When data changes very frequently (every second), caching adds complexity without benefit. When data is user-specific and rarely repeated (personalized recommendations computed fresh each time). When the database query is already fast (under 5ms) and the cache overhead (network round trip to Redis) would be comparable. When consistency is critical and you cannot tolerate any staleness (financial transactions, inventory counts during checkout).

Interview questions

Q1: You are building a product page that shows price and inventory. The price changes rarely, inventory changes frequently. How do you cache this?

Strong answer: Cache price and inventory separately with different TTLs. Price: cache-aside with a 1-hour TTL, plus explicit invalidation when price changes. Inventory: either do not cache (query the database directly for accuracy during checkout) or cache with a very short TTL (30 seconds) and accept brief staleness for display purposes. Never use a cached inventory count for the actual purchase decision - always check the database with a SELECT FOR UPDATE at checkout time. This separates the display concern (can be slightly stale) from the transactional concern (must be accurate).

Q2: Your Redis cache is getting hammered by cache stampedes. Walk through how you would implement probabilistic early expiration.

Strong answer: Instead of a hard TTL, store the expiry time in the cached value itself. When reading, check if the remaining TTL is below a threshold (say, 10% of the original TTL). If it is, with some probability (proportional to how close to expiry), refresh the cache in the background before it expires. The formula: refresh = -1/beta * log(random()) > remaining_ttl. This means some requests start refreshing the cache before it expires, spreading the refresh load over time. The key insight: you are trading a small amount of extra database load (some requests refresh early) for eliminating the stampede (no requests all miss simultaneously). Libraries like dogpile.cache implement this pattern.
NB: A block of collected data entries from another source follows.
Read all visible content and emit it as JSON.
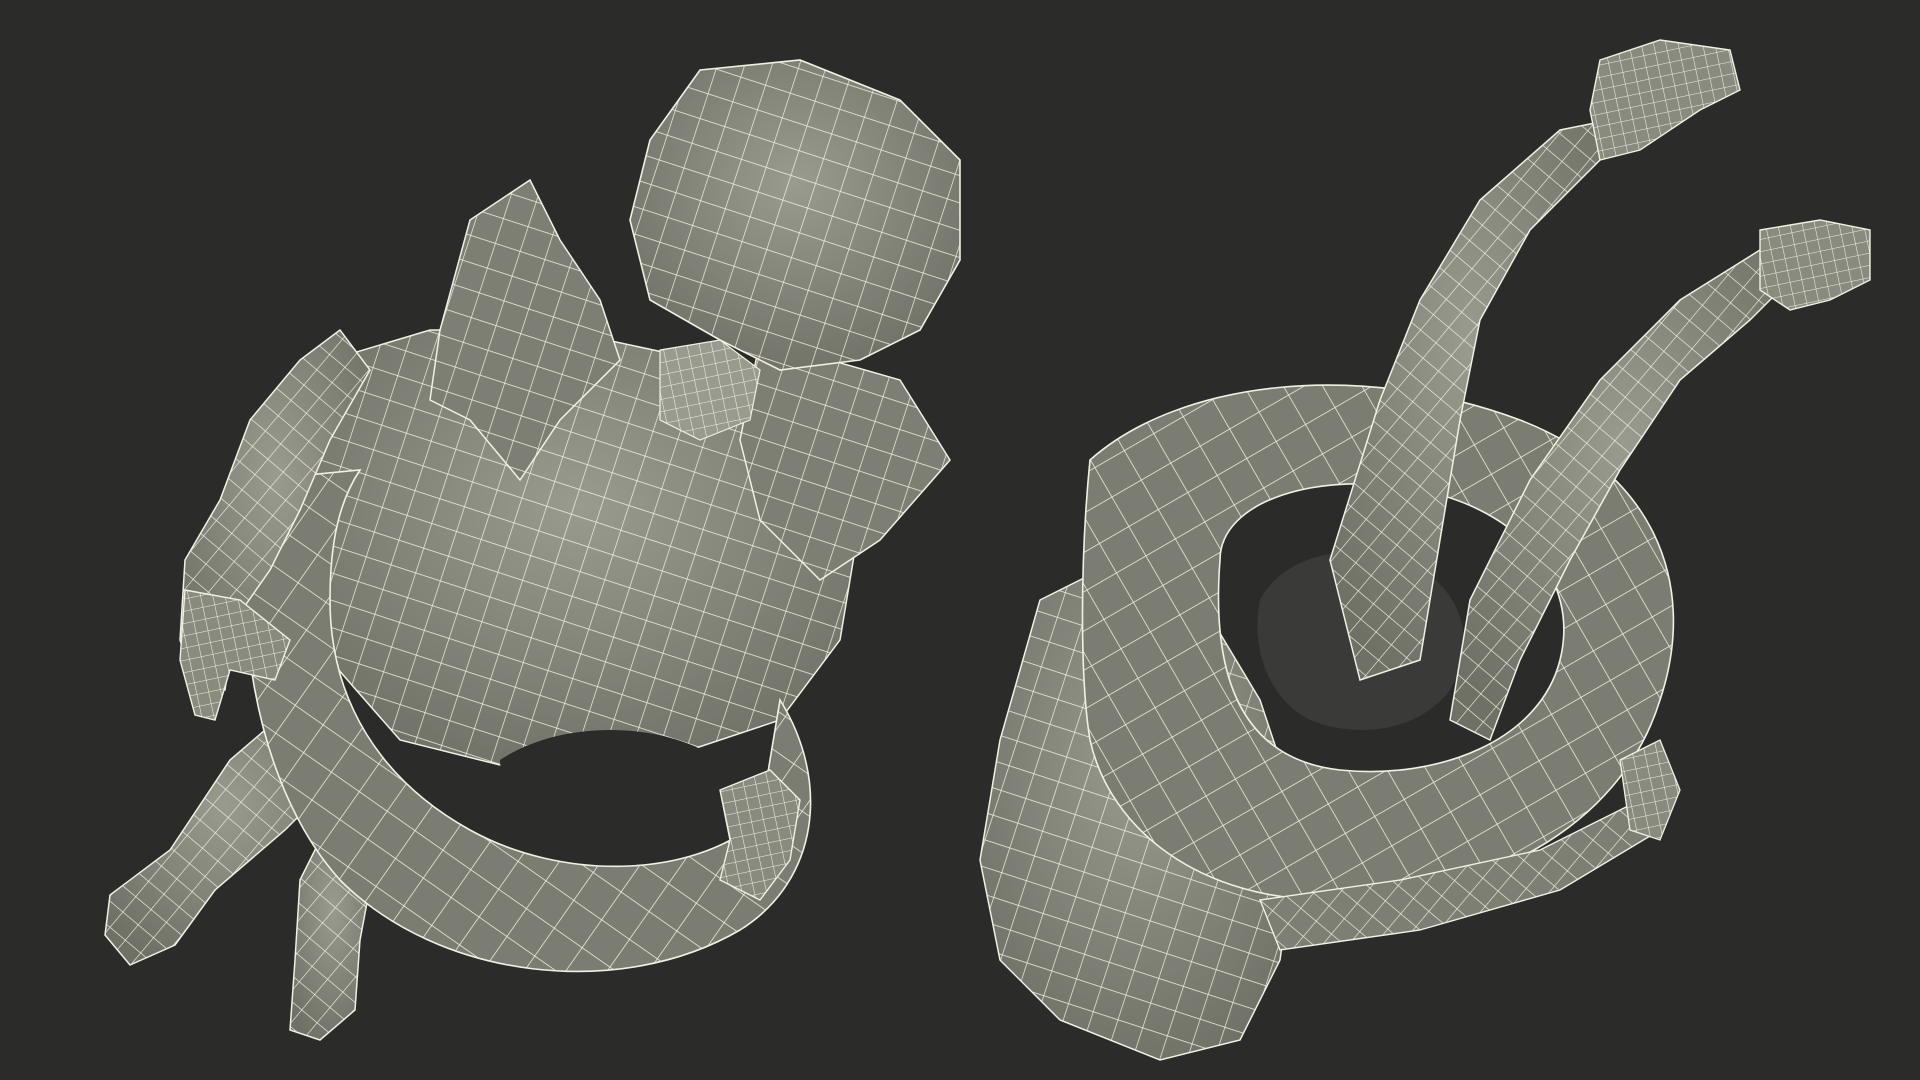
{
  "scene": {
    "background_color": "#2b2b2a",
    "mesh_fill_color": "#848579",
    "mesh_fill_shadow": "#6f7066",
    "mesh_fill_light": "#9a9b8f",
    "wire_color": "#f2f0e2",
    "views": [
      {
        "id": "view-left",
        "description_name": "top-down-view"
      },
      {
        "id": "view-right",
        "description_name": "bottom-up-view"
      }
    ]
  }
}
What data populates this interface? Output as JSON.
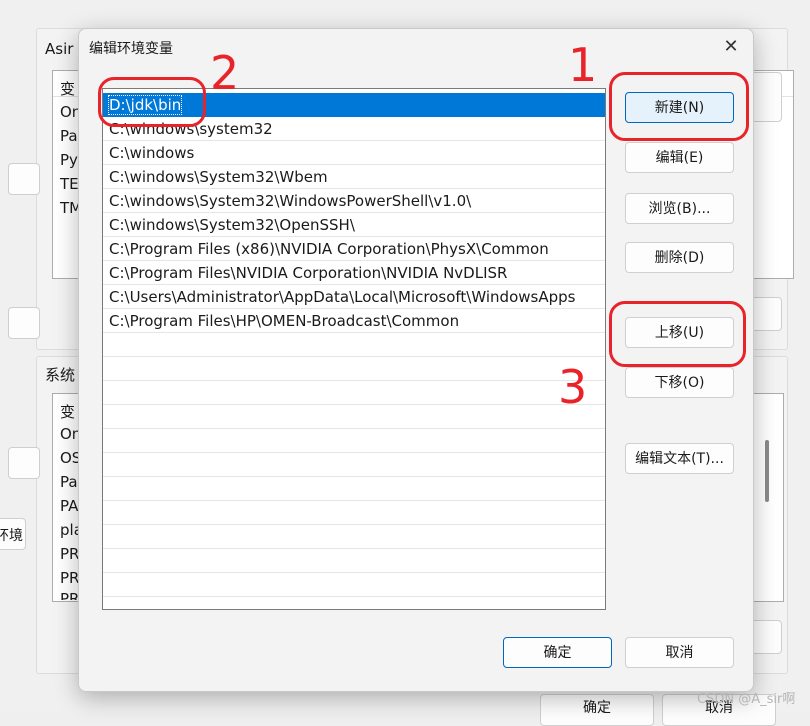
{
  "background": {
    "user_vars_label": "Asir",
    "user_var_rows": [
      "变",
      "On",
      "Pa",
      "Py",
      "TE",
      "TM"
    ],
    "env_button_label": "环境",
    "system_vars_label": "系统",
    "system_var_rows": [
      "变",
      "On",
      "OS",
      "Pa",
      "PA",
      "pla",
      "PR",
      "PR",
      "PR"
    ],
    "ok_label": "确定",
    "cancel_label": "取消"
  },
  "dialog": {
    "title": "编辑环境变量",
    "close_glyph": "✕",
    "paths": [
      "D:\\jdk\\bin",
      "C:\\windows\\system32",
      "C:\\windows",
      "C:\\windows\\System32\\Wbem",
      "C:\\windows\\System32\\WindowsPowerShell\\v1.0\\",
      "C:\\windows\\System32\\OpenSSH\\",
      "C:\\Program Files (x86)\\NVIDIA Corporation\\PhysX\\Common",
      "C:\\Program Files\\NVIDIA Corporation\\NVIDIA NvDLISR",
      "C:\\Users\\Administrator\\AppData\\Local\\Microsoft\\WindowsApps",
      "C:\\Program Files\\HP\\OMEN-Broadcast\\Common",
      "",
      "",
      "",
      "",
      "",
      "",
      "",
      "",
      "",
      "",
      "",
      ""
    ],
    "buttons": {
      "new": "新建(N)",
      "edit": "编辑(E)",
      "browse": "浏览(B)...",
      "delete": "删除(D)",
      "move_up": "上移(U)",
      "move_down": "下移(O)",
      "edit_text": "编辑文本(T)...",
      "ok": "确定",
      "cancel": "取消"
    }
  },
  "annotations": {
    "one": "1",
    "two": "2",
    "three": "3",
    "color": "#e8232a"
  },
  "watermark": "CSDN @A_sir啊"
}
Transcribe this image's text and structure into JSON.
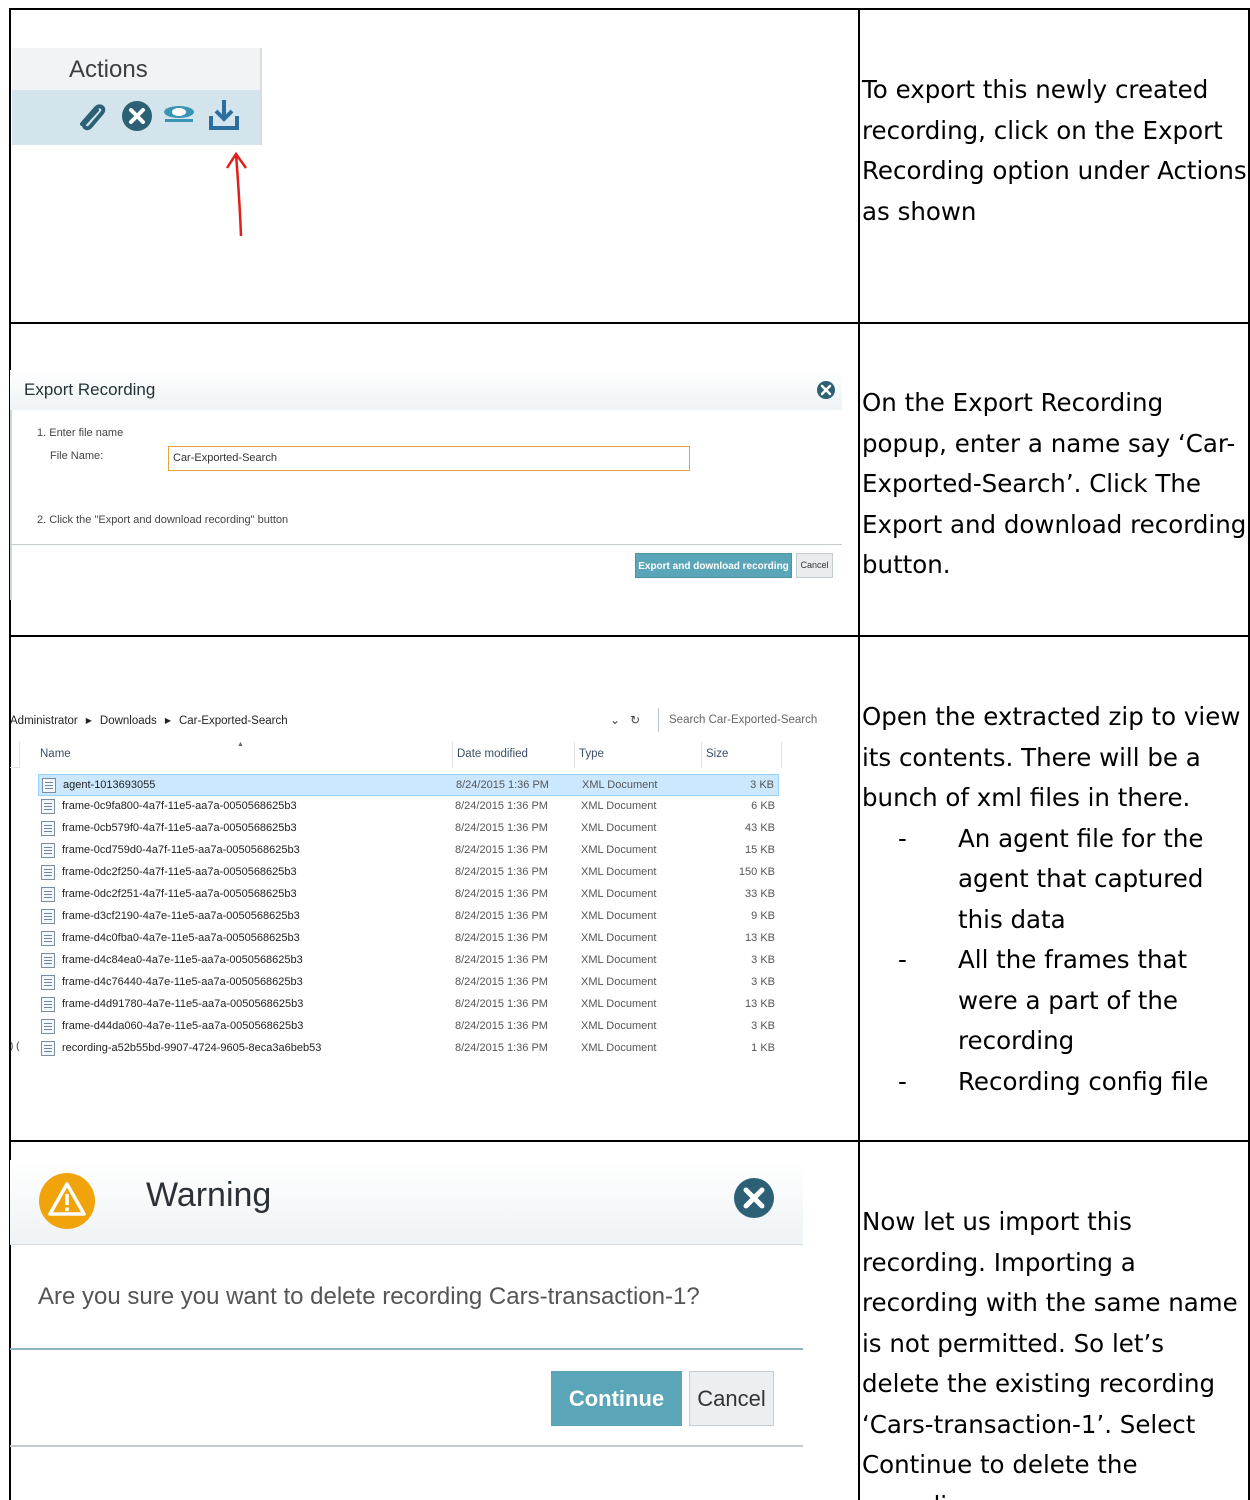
{
  "rows": [
    {
      "description": "To export this newly created recording, click on the Export Recording option under Actions as shown"
    },
    {
      "description": "On the Export Recording popup, enter a name say ‘Car-Exported-Search’. Click The Export and download recording button."
    },
    {
      "description": "Open the extracted zip to view its contents. There will be a bunch of xml files in there.",
      "bullets": [
        "An agent file for the agent that captured this data",
        "All the frames that were a part of the recording",
        "Recording config file"
      ]
    },
    {
      "description": "Now let us import this recording. Importing a recording with the same name is not permitted. So let’s delete the existing recording ‘Cars-transaction-1’. Select Continue to delete the recording"
    }
  ],
  "actions_panel": {
    "header": "Actions",
    "icons": [
      "attach-icon",
      "delete-icon",
      "view-icon",
      "export-download-icon"
    ],
    "arrow_color": "#e0201b"
  },
  "export_dialog": {
    "title": "Export Recording",
    "step1": "1. Enter file name",
    "file_name_label": "File Name:",
    "file_name_value": "Car-Exported-Search",
    "step2": "2. Click the \"Export and download recording\" button",
    "export_button": "Export and download recording",
    "cancel_button": "Cancel",
    "accent": "#5aa6b8"
  },
  "explorer": {
    "breadcrumb": [
      "Administrator",
      "Downloads",
      "Car-Exported-Search"
    ],
    "search_placeholder": "Search Car-Exported-Search",
    "columns": [
      "Name",
      "Date modified",
      "Type",
      "Size"
    ],
    "files": [
      {
        "name": "agent-1013693055",
        "date": "8/24/2015 1:36 PM",
        "type": "XML Document",
        "size": "3 KB",
        "selected": true
      },
      {
        "name": "frame-0c9fa800-4a7f-11e5-aa7a-0050568625b3",
        "date": "8/24/2015 1:36 PM",
        "type": "XML Document",
        "size": "6 KB"
      },
      {
        "name": "frame-0cb579f0-4a7f-11e5-aa7a-0050568625b3",
        "date": "8/24/2015 1:36 PM",
        "type": "XML Document",
        "size": "43 KB"
      },
      {
        "name": "frame-0cd759d0-4a7f-11e5-aa7a-0050568625b3",
        "date": "8/24/2015 1:36 PM",
        "type": "XML Document",
        "size": "15 KB"
      },
      {
        "name": "frame-0dc2f250-4a7f-11e5-aa7a-0050568625b3",
        "date": "8/24/2015 1:36 PM",
        "type": "XML Document",
        "size": "150 KB"
      },
      {
        "name": "frame-0dc2f251-4a7f-11e5-aa7a-0050568625b3",
        "date": "8/24/2015 1:36 PM",
        "type": "XML Document",
        "size": "33 KB"
      },
      {
        "name": "frame-d3cf2190-4a7e-11e5-aa7a-0050568625b3",
        "date": "8/24/2015 1:36 PM",
        "type": "XML Document",
        "size": "9 KB"
      },
      {
        "name": "frame-d4c0fba0-4a7e-11e5-aa7a-0050568625b3",
        "date": "8/24/2015 1:36 PM",
        "type": "XML Document",
        "size": "13 KB"
      },
      {
        "name": "frame-d4c84ea0-4a7e-11e5-aa7a-0050568625b3",
        "date": "8/24/2015 1:36 PM",
        "type": "XML Document",
        "size": "3 KB"
      },
      {
        "name": "frame-d4c76440-4a7e-11e5-aa7a-0050568625b3",
        "date": "8/24/2015 1:36 PM",
        "type": "XML Document",
        "size": "3 KB"
      },
      {
        "name": "frame-d4d91780-4a7e-11e5-aa7a-0050568625b3",
        "date": "8/24/2015 1:36 PM",
        "type": "XML Document",
        "size": "13 KB"
      },
      {
        "name": "frame-d44da060-4a7e-11e5-aa7a-0050568625b3",
        "date": "8/24/2015 1:36 PM",
        "type": "XML Document",
        "size": "3 KB"
      },
      {
        "name": "recording-a52b55bd-9907-4724-9605-8eca3a6beb53",
        "date": "8/24/2015 1:36 PM",
        "type": "XML Document",
        "size": "1 KB"
      }
    ]
  },
  "warning_dialog": {
    "title": "Warning",
    "message": "Are you sure you want to delete recording Cars-transaction-1?",
    "continue_button": "Continue",
    "cancel_button": "Cancel",
    "warning_color": "#f0a30a",
    "accent": "#5aa6b8"
  }
}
Q3: Explain the difference between cache invalidation and cache expiration and when you would use each.

Strong answer: Cache expiration is time-based: the entry automatically becomes invalid after a TTL. Simple to implement, no coordination needed, but data can be stale for up to TTL seconds. Cache invalidation is event-based: when the underlying data changes, you explicitly delete or update the cache entry. More accurate (data is fresh immediately after a write) but requires the write path to know what to invalidate, which can be complex. Use expiration when: brief staleness is acceptable, the data changes unpredictably, or you want a simple safety net. Use invalidation when: you need near-real-time consistency, you know exactly what changes when data is written, and you can afford the complexity. In practice, use both: explicit invalidation on writes plus a TTL as a fallback for cases where invalidation fails or is missed.